Autumn Statement 2016: ban on letting agents’ fees
The Chancellor announced in the Autumn Statement 2016 that letting agents’ fees would be banned. But why has this been brought in? How soon will it take effect? Will all charges be banned? Can agents charge the landlords instead? And will landlords managing their own properties still be able to charge fees?
These are just some of the questions that many landlords and agents must now be asking.
There was little detail in the Autumn Statement itself…
'3.41 Letting agent fees – The government will ban letting agents’ fees to tenants, to improve competition in the private rental market and give renters greater clarity and control over what they will pay. The Department for Communities and Local Government (DCLG) will consult ahead of bringing forward legislation.'
Why has the ban been brought in?
Consumer and tenant groups have long been lobbying for the ban because there are reports of some agents charging extortionate fees for doing very little.
Some landlords have commented that a greedy few agents have spoilt it for all by demanding charges that far exceed actual costs.
The Autumn statement introduces the ban as a measure to assist consumers by means of increased competition, more choice and lower prices.
How soon will the change take effect?
In terms of timescale, the RICS reports that DCLG has confirmed that it will carry out a full consultation, and that there will then be primary legislation to bring the ban into effect.
This means nothing is likely to change during 2017, so landlords and agents do have some time to prepare.
How will landlords, tenants and agents be affected?
It’s not yet clear precisely who and what will be affected.
The statement is clear that it will only be fees to tenants that will be banned. Leaving agents open to charge the landlord instead, or absorb the charges themselves.
After all, the agent is working for the landlord and not for the tenant. So some would see this as only fair.

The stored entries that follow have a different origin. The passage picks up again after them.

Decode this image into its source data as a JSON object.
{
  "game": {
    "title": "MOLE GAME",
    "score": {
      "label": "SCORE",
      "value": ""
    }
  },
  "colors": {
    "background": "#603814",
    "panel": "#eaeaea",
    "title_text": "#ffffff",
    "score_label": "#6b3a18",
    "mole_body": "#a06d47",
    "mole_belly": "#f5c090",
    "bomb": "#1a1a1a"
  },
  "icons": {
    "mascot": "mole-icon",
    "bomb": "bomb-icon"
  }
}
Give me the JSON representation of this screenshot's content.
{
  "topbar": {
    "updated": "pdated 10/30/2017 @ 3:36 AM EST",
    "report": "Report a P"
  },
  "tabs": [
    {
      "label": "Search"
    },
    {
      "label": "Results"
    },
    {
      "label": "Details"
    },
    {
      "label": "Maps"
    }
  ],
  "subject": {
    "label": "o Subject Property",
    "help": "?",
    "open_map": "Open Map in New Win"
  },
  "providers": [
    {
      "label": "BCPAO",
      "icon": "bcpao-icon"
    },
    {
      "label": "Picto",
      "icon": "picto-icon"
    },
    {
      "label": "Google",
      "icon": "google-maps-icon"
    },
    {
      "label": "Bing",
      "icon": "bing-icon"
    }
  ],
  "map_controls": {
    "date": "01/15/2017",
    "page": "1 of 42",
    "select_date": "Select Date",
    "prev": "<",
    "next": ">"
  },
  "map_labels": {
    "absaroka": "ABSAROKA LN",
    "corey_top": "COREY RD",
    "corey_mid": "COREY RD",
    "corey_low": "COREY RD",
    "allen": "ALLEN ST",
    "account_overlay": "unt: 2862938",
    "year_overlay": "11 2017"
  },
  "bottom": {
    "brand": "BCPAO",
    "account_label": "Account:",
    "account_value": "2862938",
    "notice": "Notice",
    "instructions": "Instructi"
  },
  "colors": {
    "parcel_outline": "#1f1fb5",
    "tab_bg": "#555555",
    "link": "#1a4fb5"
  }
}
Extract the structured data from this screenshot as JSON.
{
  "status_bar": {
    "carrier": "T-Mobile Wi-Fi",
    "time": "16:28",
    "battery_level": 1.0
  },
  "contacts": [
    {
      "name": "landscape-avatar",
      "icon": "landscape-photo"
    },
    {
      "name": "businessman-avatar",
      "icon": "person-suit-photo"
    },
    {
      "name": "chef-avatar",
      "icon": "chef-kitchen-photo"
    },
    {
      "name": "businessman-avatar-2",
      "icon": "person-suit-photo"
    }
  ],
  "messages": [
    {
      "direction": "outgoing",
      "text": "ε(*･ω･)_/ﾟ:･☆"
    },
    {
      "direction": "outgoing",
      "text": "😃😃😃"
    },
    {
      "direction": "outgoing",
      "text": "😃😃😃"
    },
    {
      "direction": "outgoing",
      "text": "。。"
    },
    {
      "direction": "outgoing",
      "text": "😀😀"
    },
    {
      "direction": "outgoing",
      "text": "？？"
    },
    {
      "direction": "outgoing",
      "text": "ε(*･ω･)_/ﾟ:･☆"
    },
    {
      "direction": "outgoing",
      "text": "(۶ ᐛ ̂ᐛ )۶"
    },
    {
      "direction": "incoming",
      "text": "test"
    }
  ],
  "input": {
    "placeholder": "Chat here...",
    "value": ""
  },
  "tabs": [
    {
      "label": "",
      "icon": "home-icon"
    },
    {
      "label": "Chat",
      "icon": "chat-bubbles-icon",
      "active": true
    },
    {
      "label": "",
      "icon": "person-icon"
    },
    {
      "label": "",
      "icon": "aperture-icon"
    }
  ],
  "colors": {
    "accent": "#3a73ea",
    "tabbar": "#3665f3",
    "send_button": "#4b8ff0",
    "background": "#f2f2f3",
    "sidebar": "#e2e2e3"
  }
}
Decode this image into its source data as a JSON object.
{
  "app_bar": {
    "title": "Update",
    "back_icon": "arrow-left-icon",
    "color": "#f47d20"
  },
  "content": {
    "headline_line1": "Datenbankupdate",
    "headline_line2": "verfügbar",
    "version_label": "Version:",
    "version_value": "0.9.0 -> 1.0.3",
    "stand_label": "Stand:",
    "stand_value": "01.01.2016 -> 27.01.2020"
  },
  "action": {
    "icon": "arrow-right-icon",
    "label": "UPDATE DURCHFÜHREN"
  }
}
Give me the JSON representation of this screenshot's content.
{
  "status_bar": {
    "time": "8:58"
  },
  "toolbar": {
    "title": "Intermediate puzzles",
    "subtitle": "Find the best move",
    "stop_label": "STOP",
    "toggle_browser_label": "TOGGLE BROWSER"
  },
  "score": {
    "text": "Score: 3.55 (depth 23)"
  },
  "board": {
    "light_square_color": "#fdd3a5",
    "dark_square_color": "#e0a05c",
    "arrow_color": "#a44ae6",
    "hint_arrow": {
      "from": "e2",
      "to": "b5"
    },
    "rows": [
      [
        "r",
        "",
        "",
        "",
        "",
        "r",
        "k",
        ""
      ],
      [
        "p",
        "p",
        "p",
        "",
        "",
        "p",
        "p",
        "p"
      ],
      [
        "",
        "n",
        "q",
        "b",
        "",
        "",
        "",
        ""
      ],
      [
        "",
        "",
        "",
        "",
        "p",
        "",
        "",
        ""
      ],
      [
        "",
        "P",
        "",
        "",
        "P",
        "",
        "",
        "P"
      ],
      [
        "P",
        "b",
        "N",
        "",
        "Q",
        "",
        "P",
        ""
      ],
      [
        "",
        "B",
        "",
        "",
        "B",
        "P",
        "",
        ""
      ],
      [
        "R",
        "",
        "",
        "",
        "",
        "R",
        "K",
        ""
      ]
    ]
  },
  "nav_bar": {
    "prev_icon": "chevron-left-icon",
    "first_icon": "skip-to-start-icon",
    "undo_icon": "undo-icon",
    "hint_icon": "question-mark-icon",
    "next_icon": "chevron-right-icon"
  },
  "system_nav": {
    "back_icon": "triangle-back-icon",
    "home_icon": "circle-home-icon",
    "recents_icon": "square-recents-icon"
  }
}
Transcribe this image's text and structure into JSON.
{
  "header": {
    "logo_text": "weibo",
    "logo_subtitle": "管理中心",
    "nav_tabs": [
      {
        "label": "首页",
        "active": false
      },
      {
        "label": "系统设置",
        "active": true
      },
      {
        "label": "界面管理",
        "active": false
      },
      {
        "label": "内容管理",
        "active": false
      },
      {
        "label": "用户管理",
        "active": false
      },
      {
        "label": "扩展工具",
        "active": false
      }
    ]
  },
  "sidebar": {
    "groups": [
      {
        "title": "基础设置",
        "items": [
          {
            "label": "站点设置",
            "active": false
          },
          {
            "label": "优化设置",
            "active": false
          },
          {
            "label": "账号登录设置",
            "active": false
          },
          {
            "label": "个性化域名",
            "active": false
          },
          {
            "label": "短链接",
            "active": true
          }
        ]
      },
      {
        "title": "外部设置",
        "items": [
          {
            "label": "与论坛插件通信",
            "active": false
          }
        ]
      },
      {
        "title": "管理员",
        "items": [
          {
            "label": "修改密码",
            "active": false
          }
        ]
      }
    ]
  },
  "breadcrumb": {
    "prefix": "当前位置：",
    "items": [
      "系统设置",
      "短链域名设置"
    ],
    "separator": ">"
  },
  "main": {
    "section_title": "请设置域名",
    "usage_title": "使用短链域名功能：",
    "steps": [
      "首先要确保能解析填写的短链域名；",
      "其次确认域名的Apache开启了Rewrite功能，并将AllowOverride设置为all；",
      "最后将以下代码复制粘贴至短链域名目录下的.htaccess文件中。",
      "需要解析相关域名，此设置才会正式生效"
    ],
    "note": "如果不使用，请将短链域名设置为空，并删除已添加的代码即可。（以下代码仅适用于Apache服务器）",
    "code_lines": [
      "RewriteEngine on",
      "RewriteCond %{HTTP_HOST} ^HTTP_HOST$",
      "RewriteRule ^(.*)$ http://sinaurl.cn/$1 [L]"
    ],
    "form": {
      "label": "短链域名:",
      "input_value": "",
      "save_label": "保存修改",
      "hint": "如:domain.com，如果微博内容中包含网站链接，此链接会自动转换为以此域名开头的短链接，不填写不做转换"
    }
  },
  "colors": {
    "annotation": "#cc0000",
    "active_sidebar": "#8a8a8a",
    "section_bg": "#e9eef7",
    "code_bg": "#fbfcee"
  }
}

Landlords can choose which agent they use, or whether to use an agent. But tenants don’t necessarily have a choice.
Will landlords who manage their own properties still be able to charge fees?
The Autumn Statement referred only to letting agents. But there are many landlords managing their own portfolios that raise administration and similar charges against tenants.
It’s not clear if the new legislation will cover them.
If it mirrors the Scottish legislation then it will cover any person requiring payment of a premium as a condition of the grant, renewal or continuance of a tenancy, not just letting agents.
Whether all and any costs and fees will be banned, or whether agents will be able to charge tenants the actual costs of say, paying for a credit reference, or paying for an inventory clerk, but not add on their own fee for obtaining the reference or arranging the inventory, will be seen in the detail of the legislation.
No doubt there will be measures put in place to prevent loopholes.
In the Scottish legislation, which has actually been around since 1984 but was more robustly defined in the Private Rented Housing (Scotland) Act 2011 'premium' was defined as:
‘Any fine, sum or pecuniary consideration, other than the rent, and includes any service, administration fee or charge.’
What this means for you
I have no evidence, but I can’t help but feel the reports of the most extortionate agent charges are from areas where there is a high demand for rental properties, such as London and the South East. And as with much housing policy, this has been made with those areas in mind.
For areas like Hull, where the rental market is highly competitive and supply outstrips demand, it is less likely that agents can get away with hiking up their charges, less likely that 'rogue' landlords and agents will be widespread, and also less likely that landlords will be able to absorb the charges by adding them to rents. This is because the market is going to be the main factor that determines the rent a landlord can achieve.
There are concerns among landlords’ and letting agents’ associations that the costs will just be passed on to tenants’ rents. But there is no clear evidence that has happened in Scotland.
The full detail and the effects remain to be seen.
In the meantime, agents and landlords should look out for and take part in any consultation by DCLG and plan their businesses around the proposed changes before they’re introduced.